Rischia l’ergastolo Jumana Nagarwala, una dottoressa di pronto soccorso arrestata a Detroit con l’accusa di aver praticato per 12 anni mutilazioni genitali su bambine tra i sei anni e gli otto anni. La polizia è intervenuta dopo una segnalazione anonima sugli interventi che venivano eseguiti in un ambulatorio di Livonia, un sobborgo della metropoli del Michigan ribattezzato Little Palestine per la presenza di una nutrita minoranza araba.

Pratiche aberranti

La 44enne, adepta di una non meglio specificata religione che pratica le mutilazioni genitali, operava bambine del Michigan ma anche altre che venivano portate da diversi Stati. L’inchiesta è partita dal caso di due bambine del Minnesota, a cui fu chiesto di non dire nulla dopo l’intervento. “La signora Nagarwal è accusata di aver praticato orribili atti di brutalità su vittime particolarmente vulnerabili”, ha sottolineato il procuratore. La dottoressa, interrogata dall’Fbi, ha respinto le accuse. E’ accusata di mutilazioni genitali (pena fino a cinque anni), falsa testimonianza e trasporto di minori finalizzato a pratiche sessuali criminali e proprio per quest’ultimo reato, se condannata, rischia il carcere a vita.
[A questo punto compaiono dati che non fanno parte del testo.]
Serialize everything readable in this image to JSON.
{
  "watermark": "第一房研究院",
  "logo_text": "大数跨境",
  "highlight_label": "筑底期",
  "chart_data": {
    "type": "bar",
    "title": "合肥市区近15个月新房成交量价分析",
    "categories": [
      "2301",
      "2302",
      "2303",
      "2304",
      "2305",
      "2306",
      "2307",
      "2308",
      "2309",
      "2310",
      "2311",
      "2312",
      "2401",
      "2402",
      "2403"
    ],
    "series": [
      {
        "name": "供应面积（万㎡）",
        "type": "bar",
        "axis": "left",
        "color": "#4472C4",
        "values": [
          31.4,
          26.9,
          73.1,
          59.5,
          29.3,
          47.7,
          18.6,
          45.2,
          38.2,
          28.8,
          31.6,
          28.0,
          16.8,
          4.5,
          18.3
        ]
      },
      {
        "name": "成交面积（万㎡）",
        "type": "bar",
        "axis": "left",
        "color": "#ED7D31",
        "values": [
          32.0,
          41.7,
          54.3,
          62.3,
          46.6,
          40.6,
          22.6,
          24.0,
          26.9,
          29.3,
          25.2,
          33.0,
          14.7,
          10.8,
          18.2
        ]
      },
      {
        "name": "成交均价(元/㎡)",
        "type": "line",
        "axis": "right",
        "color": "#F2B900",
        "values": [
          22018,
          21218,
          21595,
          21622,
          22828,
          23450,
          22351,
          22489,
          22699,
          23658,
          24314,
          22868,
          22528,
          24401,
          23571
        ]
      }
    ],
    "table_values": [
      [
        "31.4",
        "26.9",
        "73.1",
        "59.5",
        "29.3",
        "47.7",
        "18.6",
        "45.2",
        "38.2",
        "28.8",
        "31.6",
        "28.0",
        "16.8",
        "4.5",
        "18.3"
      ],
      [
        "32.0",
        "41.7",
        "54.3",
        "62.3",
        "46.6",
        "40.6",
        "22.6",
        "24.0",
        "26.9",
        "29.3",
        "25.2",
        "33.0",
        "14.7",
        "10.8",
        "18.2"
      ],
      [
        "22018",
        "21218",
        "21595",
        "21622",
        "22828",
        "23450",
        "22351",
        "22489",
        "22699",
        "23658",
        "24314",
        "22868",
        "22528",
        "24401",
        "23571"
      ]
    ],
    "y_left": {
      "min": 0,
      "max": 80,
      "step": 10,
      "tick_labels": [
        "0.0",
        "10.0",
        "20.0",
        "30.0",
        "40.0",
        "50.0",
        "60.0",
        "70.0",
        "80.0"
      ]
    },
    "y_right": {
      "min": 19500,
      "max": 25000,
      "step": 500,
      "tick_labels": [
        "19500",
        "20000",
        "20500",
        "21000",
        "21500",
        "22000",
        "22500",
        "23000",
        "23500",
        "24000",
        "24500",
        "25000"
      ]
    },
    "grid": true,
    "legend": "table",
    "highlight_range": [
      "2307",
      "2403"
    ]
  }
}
Nel mondo 200 milioni di vittime

Le mutilazioni genitali femminili su minori di 18 anni sono illegali negli Stati Uniti dal 1996. Nel 2006 un immigrato etiope era stato condannato a 10 anni per aver mutilato la figlia di due anni con un paio di forbici. Ma questa è la prima volta che viene incriminato un medico per una pratica che nel 2012 le autorità Usa stimavano che in America potesse riguardare mezzo milione di donne e bambine, tra quelle che l’hanno subita e quelle che sono a rischio. L’Onu calcola che nel mondo siano 200 milioni le vittime di una qualche forma di mutilazione genitale femminile, una pratica tradizionale molto diffusa nell’Africa sub-sahariana che prevede l’asportazione totale o parziale della clitoride o altri interventi sui genitali.

I Paesi più a rischio

L’ultimo rapporto Unicef del 2016 sostiene che la barbara usanza è praticata in 30 Paesi. La metà dei 200 milioni di vittime è concentrata in Egitto, Etiopia e Indonesia. Ma l’Occidente non può dirsi immune, e il caso di Detroit ne è la prova: in Europa, Australia, Canada e negli Stati Uniti, si registrano casi di mutilazioni soprattutto tra gli immigrati provenienti dall’Africa e dall’Asia sud-occidentale. Sono episodi che avvengono nella più totale illegalità e che quindi sono difficili da censire statisticamente. Tra tutte le vittime, 44 milioni sono bambine e adolescenti fino a 14 anni: in questa fascia di età, la prevalenza maggiore è stata riscontrata in Gambia, con il 56%, in Mauritania con il 54% e in Indonesia, dove circa la metà delle adolescenti (con un’eta’ fino a 11 anni) ha subito mutilazioni. I Paesi con la più alta prevalenza tra le ragazze e le donne tra i 15 e i 49 anni sono: la Somalia (98%), la Guinea (97%) e la Repubblica di Gibuti (93%). In molti Paesi, inoltre, la maggior parte delle donne ha subito mutilazioni genitali prima di aver compiuto 5 anni. Rispetto al 2014 il numero di donne e bambine sottoposte a Mutilazioni Genitali Femminili (Mgf) è aumentato di circa 70 milioni. Ciò è dovuto alla crescita della popolazione in molti Paesi e ai dati rappresentativi a livello nazionale raccolti dal governo dell’Indonesia.